Both the neural network and deep learning techniques rely on the number of training samples used. The SVM’s segmentation performance is evaluated with the instances present in the training dataset. The generalization performance of the SVM technique in terms of generalization error is presented in Table 8 along with the time taken for training and testing. The proposed methodology is also compared with artificial neural network (ANN) [27] and deep neural network (DNN) [16]. The ANN and DNN show higher generalization errors when compared to the other techniques mainly due to the low number of training samples. The SVM technique is capable of offering high accuracy and low generalization error even with the low number of training samples; hence, the generalization error is low for the proposed technique when compared to the ANN and DNN.

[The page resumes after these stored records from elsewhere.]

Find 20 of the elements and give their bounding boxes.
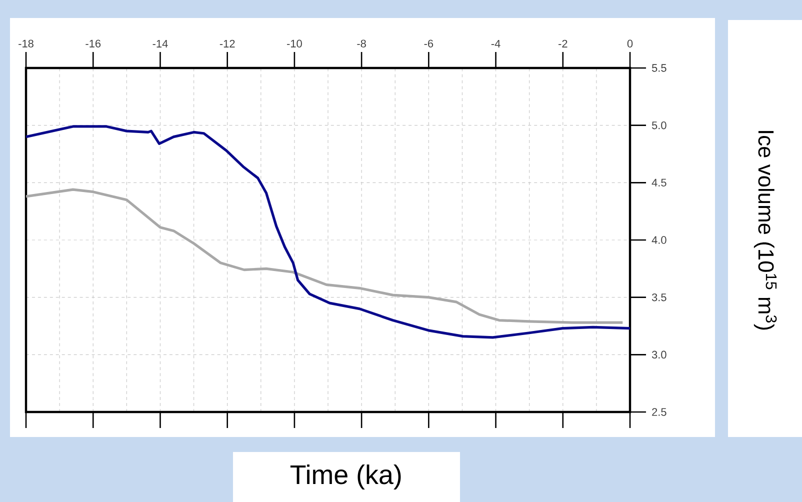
y-tick-label: 2.5 [652,408,666,416]
line-series [26,125,630,339]
y-tick-label: 5.0 [652,121,666,130]
x-tick-label: -4 [491,40,500,48]
y-tick-label: 5.5 [652,64,666,72]
x-tick-label: -18 [18,40,34,48]
x-tick-label: 0 [627,40,633,48]
y-axis-title: Ice volume (10$^{15}$ m$^{3}$) [754,131,777,330]
x-tick-label: -16 [86,40,101,48]
y-tick-label: 3.0 [652,350,666,359]
x-tick-label: -10 [287,40,302,48]
x-tick-label: -2 [558,40,568,48]
x-tick-label: -8 [357,40,366,48]
x-tick-label: -14 [152,40,168,48]
x-tick-label: -6 [424,40,434,48]
x-tick-label: -12 [220,40,235,48]
y-tick-label: 4.0 [652,236,666,244]
x-axis-title: Time (ka) [290,464,401,490]
y-tick-label: 3.5 [652,293,666,302]
y-tick-label: 4.5 [652,178,666,186]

Table 8 Comparison in terms of generalization performance

5 Conclusion

This paper proposed SVM-BWO for skin disease classification. The proposed model is implemented using MATLAB 2018 software. Five skin diseases including psoriasis, paederus, herpes, melanoma, and benign with healthy images are chosen. The number of training and testing images is tabulated in the above section. During feature extraction, the psoriasis, paederus, herpes, melanoma, and benign diseases accomplish optimal maximum and minimum values in terms of energy, uniformity, entropy, correlation, and contrast features. Based on the classifications, the healthy, psoriasis, paederus, herpes, melanoma, and benign provide 100%, 97%, 95%, 91%, 89%, and 88% accuracies. The convergence rate of BWO is higher and better than PSO, ABC, ACO, and GA methods. The proposed method demonstrates better performances in terms of accuracy, specificity, sensitivity, precision, and recall measures. In the future, we will explore this research into the data balancing effect for multi-class disease classification. The proposed work can be utilized by medical professionals to identify the abnormalities present in the skin at an early stage and offer appropriate treatment at the right time.